I was on the bridge deck that morning as we passed through the Heads of Port Jackson. It was very early, the surface of the water covered with rising mist. The harbour winds between low hills. Houses can be glimpsed among heavily forested gardens. As we probed further inland the Sydney Harbour Bridge loomed ahead. The clean salt tang of the air disappeared as the engines slowed; the smell of the land came to us. We slid under the massive steel structure. The beginnings of the Sydney Opera House were on our left, Luna Park on our right; we idled past Dawes Point, slipped into Darling Harbour for a berth in the heart of the city.

I immediately fell in love. I had planned to visit several of Australia's major cities before choosing where I would settle. I was happy to stay in Sydney.

With the help of the Immigration Service I quickly found lodgings in a women's hotel in Neutral Bay. I found a job at the top end of Hyde Park and went happily back and forth on the Ferry each day. "Hello, there" was replaced with "G'Day". I bought a wardrobe of miniskirts.

The freighter I had sailed on to reach Australia carried 12 passengers. On my voyage, four were immigrants : a young couple from Maryland headed for a teaching post in the University of New South Wales, a printer in his early 30's from Chicago, and myself. The other passengers were Australians returning home after visiting in the United States.

These three other American passengers formed the beginning of my social life in Captain Cook's Land. We soon became part of a group of recent immigrants from Britain and the United States. When your experience in a country is counted in days, then weeks, it is more comfortable to stay with others who are in your time frame. Discoveries eagerly shared become old history in a matter of weeks, even days. What was new and exciting yesterday becomes normal today, even boring tomorrow.

I later made many dear friends among the Australian residents of Sydney, but at the onset I clung to my own kind. Being in a foreign land can be confusing.
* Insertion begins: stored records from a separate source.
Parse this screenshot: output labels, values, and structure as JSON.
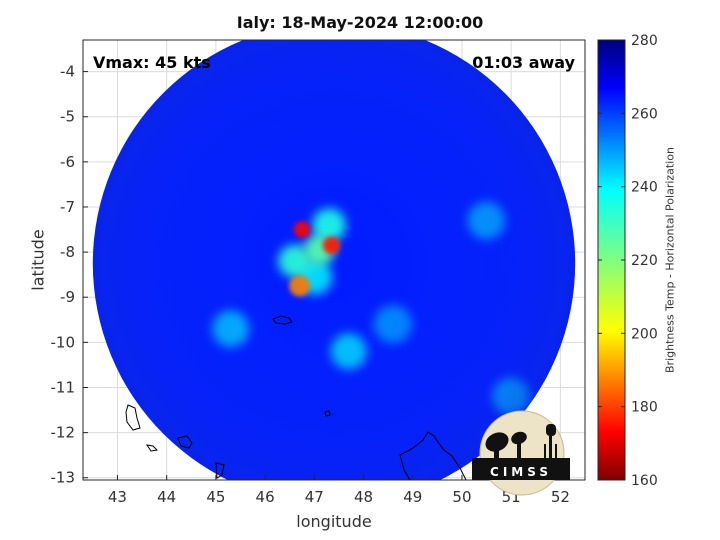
{
  "chart_data": {
    "type": "heatmap",
    "title": "Ialy: 18-May-2024 12:00:00",
    "xlabel": "longitude",
    "ylabel": "latitude",
    "xlim": [
      42.3,
      52.5
    ],
    "ylim": [
      -13.05,
      -3.3
    ],
    "xticks": [
      43,
      44,
      45,
      46,
      47,
      48,
      49,
      50,
      51,
      52
    ],
    "yticks": [
      -4,
      -5,
      -6,
      -7,
      -8,
      -9,
      -10,
      -11,
      -12,
      -13
    ],
    "grid": true,
    "annotations": {
      "vmax": "Vmax: 45 kts",
      "time_offset": "01:03 away"
    },
    "colorbar": {
      "label": "Brightness Temp - Horizontal Polarization",
      "min": 160,
      "max": 280,
      "ticks": [
        160,
        180,
        200,
        220,
        240,
        260,
        280
      ],
      "colormap": "jet"
    },
    "swath": {
      "center_lon": 47.4,
      "center_lat": -8.25,
      "radius_deg": 4.9,
      "background_temp": 262
    },
    "features": [
      {
        "lon": 46.75,
        "lat": -7.5,
        "temp": 175
      },
      {
        "lon": 47.35,
        "lat": -7.85,
        "temp": 178
      },
      {
        "lon": 46.7,
        "lat": -8.75,
        "temp": 190
      },
      {
        "lon": 47.1,
        "lat": -7.95,
        "temp": 225
      },
      {
        "lon": 47.3,
        "lat": -7.4,
        "temp": 232
      },
      {
        "lon": 46.6,
        "lat": -8.2,
        "temp": 230
      },
      {
        "lon": 47.0,
        "lat": -8.55,
        "temp": 238
      },
      {
        "lon": 47.7,
        "lat": -10.2,
        "temp": 240
      },
      {
        "lon": 45.3,
        "lat": -9.7,
        "temp": 242
      },
      {
        "lon": 50.5,
        "lat": -7.3,
        "temp": 245
      },
      {
        "lon": 51.0,
        "lat": -11.2,
        "temp": 245
      },
      {
        "lon": 48.6,
        "lat": -9.6,
        "temp": 248
      }
    ],
    "colors": {
      "background": "#ffffff",
      "axes": "#262626",
      "grid": "#dcdcdc",
      "coast": "#000000"
    }
  },
  "logo": {
    "text": "CIMSS"
  }
}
October slid into November and we New Australians began to think of that great American holiday, Thanksgiving. Among my new friends only the Maryland couple, Peppi and Barry, had their own flat. The rest of us were sharing flats or living in boarding houses or residential hotels. Our group, now perhaps 20 strong, decided that we would have Thanksgiving in their flat but each of us would bring a favorite Thanksgiving dish, be it cranberry sauce, sweet potatoes, or mince pie.

Our various Australian employers, not appreciating this great national tradition, were not about to give us a paid holiday. Not to worry. We would celebrate on the Saturday following the last Thursday in November.

Which is why, on the last Friday evening of the month, I was in the communal kitchen of my residence, a converted mansion just a few streets from the eastern end of the Harbour Bridge.

From this point in time, I don't remember what I was cooking that evening. I do know that as wave after wave of Australian maidens arrived home from shop and office, I was asked more and more questions as to why, what, and who I was cooking that mass of food for. I tried to explain Thanksgiving, but didn't seem to make much headway. Indians, gratitude, Pilgrims, harvest time   -   I wasn't being understood.

Finally, when yet another bright young thing wanted to know what "the Yank" was up to, I simplified my reply:

"Look, it's just a day every year when we all get together and stuff ourselves."

DEAD SILENCE

If you don't understand, ask one of our Aussie noders to explain.